相手方からの商品の注文に応じて、商品を問題無く出荷したにもかかわらず、取引先からの売掛金の支払いが度々遅延するということは、取引先の資金繰りがうまくいっていない可能性が高いです。最悪の場合、取引先が倒産してしまい、結局支払いを受けられないということになりかねません。早めに対策をとるべきです。
対策としては、相手方の状況に応じて検討が必要です。
まず、相手方の状況を把握するために、支払いが遅延した理由について尋ねましょう。相手方の営業所を訪問しての質問が効果的です。理由が一時的なものであればよいのですが、慢性的なものだと注意が必要です。支払いが度々遅延するということですので、相手方に財務内容の開示を求めましょう。
売掛金残高を確認し、取引条件や与信枠を見直す。
支払いが遅延した原因とともに、その取引先に対する売掛金残高やそれまでの残高の推移を確認すべきです。
支払いが遅延することによる自社の資金繰りへの影響を検討して、取引の限度額(与信枠)やその他の取引条件について見直すことが必要です。
取引を継続する場合は、新たな連帯保証人や相手方所有不動産への(根)抵当権設定等の担保提供を求める方法があります。
支払能力の悪化 時の対応
もし、相手方の財務状況から判断して売掛金が支払われないおそれが客観的に認められる場合は緊急の対策が必要です。このまま商品を出荷して売掛金が増大しても、その代金が支払われない可能性が高まります。

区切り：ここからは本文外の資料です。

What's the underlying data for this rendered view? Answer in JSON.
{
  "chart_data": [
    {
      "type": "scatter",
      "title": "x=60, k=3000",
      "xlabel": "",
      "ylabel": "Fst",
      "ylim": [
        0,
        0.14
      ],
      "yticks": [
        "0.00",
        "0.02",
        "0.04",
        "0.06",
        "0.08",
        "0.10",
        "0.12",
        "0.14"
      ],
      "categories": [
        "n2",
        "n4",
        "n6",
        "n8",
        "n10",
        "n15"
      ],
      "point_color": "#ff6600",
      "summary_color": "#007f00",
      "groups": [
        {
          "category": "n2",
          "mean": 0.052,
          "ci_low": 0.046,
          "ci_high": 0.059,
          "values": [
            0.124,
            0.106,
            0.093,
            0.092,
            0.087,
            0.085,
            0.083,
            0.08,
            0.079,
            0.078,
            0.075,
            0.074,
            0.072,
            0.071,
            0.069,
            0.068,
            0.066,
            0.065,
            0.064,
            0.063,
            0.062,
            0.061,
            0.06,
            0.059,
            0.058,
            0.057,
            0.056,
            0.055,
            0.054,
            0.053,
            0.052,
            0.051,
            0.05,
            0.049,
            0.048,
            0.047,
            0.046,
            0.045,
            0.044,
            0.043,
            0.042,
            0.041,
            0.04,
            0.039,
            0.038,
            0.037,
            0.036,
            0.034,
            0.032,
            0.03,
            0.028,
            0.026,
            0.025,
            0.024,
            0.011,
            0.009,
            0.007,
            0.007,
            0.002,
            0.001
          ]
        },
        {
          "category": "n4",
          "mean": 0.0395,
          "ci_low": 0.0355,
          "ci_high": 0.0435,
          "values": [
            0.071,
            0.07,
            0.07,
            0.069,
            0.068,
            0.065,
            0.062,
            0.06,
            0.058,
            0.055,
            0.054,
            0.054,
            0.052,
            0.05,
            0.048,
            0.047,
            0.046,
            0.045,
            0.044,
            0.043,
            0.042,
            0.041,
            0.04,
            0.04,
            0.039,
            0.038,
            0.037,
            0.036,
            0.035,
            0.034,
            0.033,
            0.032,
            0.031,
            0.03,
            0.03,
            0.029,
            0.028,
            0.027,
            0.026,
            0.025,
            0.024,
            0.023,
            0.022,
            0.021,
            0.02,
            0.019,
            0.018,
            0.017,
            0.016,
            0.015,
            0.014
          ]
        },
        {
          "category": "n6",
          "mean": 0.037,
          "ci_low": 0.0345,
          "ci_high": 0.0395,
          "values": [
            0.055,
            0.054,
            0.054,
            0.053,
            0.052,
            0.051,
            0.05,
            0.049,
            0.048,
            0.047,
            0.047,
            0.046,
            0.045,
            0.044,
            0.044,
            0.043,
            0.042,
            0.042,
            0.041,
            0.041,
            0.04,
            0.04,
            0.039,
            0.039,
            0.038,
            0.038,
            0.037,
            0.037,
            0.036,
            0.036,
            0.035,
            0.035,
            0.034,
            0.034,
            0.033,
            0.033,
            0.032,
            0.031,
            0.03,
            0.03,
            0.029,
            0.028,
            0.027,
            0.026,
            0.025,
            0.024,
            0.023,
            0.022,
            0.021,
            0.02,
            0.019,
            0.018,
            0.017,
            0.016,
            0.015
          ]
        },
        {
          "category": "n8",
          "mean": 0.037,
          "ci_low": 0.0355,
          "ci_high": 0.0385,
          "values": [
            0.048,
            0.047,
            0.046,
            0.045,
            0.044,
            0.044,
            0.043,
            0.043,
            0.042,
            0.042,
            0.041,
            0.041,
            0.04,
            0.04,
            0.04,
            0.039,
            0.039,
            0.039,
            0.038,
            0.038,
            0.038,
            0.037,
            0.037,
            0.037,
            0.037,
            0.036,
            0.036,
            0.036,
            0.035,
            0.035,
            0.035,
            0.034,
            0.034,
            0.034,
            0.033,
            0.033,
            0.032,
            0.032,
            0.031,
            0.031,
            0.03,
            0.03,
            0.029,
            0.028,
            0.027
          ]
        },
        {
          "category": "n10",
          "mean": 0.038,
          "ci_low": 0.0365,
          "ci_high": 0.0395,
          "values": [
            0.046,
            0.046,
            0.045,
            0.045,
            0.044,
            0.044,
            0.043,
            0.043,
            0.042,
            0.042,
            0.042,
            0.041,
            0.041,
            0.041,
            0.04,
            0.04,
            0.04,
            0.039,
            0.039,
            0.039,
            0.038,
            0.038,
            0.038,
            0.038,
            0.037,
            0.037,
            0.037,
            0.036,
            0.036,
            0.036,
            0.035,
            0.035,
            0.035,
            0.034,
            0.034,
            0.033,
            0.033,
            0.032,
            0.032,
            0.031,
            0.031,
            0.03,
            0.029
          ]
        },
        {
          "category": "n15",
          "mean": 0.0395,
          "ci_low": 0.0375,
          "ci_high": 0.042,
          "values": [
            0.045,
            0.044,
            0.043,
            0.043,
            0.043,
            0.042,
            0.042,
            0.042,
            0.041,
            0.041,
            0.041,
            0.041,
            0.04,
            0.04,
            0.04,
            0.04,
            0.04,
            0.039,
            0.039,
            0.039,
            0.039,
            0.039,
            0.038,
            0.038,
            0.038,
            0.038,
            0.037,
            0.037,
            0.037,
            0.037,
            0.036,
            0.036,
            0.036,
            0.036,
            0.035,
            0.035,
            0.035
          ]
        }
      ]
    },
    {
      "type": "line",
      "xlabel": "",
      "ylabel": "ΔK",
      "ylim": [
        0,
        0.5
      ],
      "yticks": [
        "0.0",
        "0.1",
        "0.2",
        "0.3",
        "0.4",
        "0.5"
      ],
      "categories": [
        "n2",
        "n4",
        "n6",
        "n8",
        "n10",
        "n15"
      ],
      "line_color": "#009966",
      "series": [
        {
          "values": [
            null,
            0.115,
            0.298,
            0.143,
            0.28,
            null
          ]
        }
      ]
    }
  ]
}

支払能力の悪化 時の対策としては、与信枠を超えた新たな注文には応じられない旨回答し、既に注文に承諾した商品の出荷停止を検討しなければなりません。
ただし、継続的な取引において、何ら合理的な理由無く取引を拒絶したり出荷を停止することは逆に買主(相手方)から損害賠償請求を受けてしまう可能性があります。例えば、代金の支払いが遅延したままである場合は、期限を定めて代金の支払いを請求し、同時にその期限までに支払いが無い場合は契約を解除して出荷を止めざるを得ない旨通知します。
それでも期限に遅れるようであれば、通知のとおり出荷を停止せざるを得ないでしょう。